Internal relaxation time in immersed particulate materials

TL;DR

This paper investigates the internal relaxation dynamics of immersed particulate materials during solid-liquid transition, highlighting a creep process driven by particle separation resisted by viscous forces, relevant to various soft matter systems.

Contribution

It introduces a model combining elastic, viscous, and steric interactions and demonstrates how internal relaxation governs creep time in immersed particulate materials.

Findings

Creep time depends on particle separation driven by stress and viscous friction.

Long creep phase precedes steady flow in the material.

Internal relaxation mechanism is key to understanding dynamics in soft matter systems.

Abstract

We study the dynamics of the solid to liquid transition for a model material made of elastic particles immersed in a viscous fluid.
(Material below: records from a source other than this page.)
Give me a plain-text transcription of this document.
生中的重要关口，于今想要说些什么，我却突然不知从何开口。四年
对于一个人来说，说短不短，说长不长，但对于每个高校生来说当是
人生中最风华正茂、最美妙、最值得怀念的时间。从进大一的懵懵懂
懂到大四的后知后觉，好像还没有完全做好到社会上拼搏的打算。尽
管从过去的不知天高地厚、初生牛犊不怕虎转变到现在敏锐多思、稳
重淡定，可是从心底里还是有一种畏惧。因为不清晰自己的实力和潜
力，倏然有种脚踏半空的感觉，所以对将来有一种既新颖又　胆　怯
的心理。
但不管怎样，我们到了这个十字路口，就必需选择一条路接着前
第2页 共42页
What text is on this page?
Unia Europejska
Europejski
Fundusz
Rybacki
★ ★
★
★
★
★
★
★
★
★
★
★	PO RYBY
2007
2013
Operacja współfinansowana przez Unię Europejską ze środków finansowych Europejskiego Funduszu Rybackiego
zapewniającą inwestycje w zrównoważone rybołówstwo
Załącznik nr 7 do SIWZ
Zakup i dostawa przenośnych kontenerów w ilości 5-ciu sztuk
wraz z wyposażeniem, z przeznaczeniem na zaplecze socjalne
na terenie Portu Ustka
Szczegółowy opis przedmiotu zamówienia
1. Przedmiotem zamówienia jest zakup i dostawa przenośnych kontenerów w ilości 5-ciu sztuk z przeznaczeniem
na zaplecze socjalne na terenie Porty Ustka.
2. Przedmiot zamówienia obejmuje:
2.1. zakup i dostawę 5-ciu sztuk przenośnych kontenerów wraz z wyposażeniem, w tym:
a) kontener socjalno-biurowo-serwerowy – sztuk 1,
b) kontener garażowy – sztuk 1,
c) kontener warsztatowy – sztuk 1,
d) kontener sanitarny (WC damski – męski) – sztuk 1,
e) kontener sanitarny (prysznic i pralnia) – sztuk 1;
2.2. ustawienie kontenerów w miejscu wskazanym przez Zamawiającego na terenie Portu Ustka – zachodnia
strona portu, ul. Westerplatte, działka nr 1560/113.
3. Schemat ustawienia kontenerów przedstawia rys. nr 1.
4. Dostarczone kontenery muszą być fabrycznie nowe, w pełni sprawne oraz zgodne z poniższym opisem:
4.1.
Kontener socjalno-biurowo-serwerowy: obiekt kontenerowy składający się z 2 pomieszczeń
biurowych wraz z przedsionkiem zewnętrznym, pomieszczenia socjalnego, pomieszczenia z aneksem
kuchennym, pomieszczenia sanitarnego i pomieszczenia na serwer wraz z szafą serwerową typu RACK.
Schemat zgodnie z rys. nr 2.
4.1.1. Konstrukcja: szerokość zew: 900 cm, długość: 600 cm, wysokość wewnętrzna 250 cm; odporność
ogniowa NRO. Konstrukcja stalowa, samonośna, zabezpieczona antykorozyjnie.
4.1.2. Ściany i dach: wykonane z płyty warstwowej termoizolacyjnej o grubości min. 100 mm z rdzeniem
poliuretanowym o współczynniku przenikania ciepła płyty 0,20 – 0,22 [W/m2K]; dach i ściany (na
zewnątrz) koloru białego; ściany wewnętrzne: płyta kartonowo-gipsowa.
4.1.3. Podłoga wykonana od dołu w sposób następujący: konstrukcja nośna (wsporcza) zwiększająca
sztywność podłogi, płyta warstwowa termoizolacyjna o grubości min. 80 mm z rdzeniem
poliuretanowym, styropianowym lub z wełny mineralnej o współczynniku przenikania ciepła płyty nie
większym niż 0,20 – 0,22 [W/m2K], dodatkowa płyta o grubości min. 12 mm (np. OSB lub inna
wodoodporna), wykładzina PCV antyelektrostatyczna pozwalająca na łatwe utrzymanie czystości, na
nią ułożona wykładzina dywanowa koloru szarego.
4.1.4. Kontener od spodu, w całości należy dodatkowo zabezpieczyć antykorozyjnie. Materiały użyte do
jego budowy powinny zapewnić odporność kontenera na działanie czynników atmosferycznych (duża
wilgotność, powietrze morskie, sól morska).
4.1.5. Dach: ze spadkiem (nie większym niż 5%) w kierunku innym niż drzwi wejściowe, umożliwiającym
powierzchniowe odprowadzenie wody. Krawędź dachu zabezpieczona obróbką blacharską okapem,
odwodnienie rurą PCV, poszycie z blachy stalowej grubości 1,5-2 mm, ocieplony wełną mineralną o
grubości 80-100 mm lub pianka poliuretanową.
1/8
The interaction between particle surfaces includes their viscous lubrication, a sharp repulsion when they get closer than a tuned steric length and their elastic deflection induced by those two forces. We use Soft Dynamics to simulate the dynamics of this material when it experiences a step increase in the shear stress and a constant normal stress. We observe a long creep phase before a substantial flow eventually establishes. We find that the typical creep time relies on an internal relaxation process, namely the separation of two particles driven by the applied stress and resisted by the viscous friction. This mechanism should be relevant for granular pastes, living cells, emulsions and wet foams.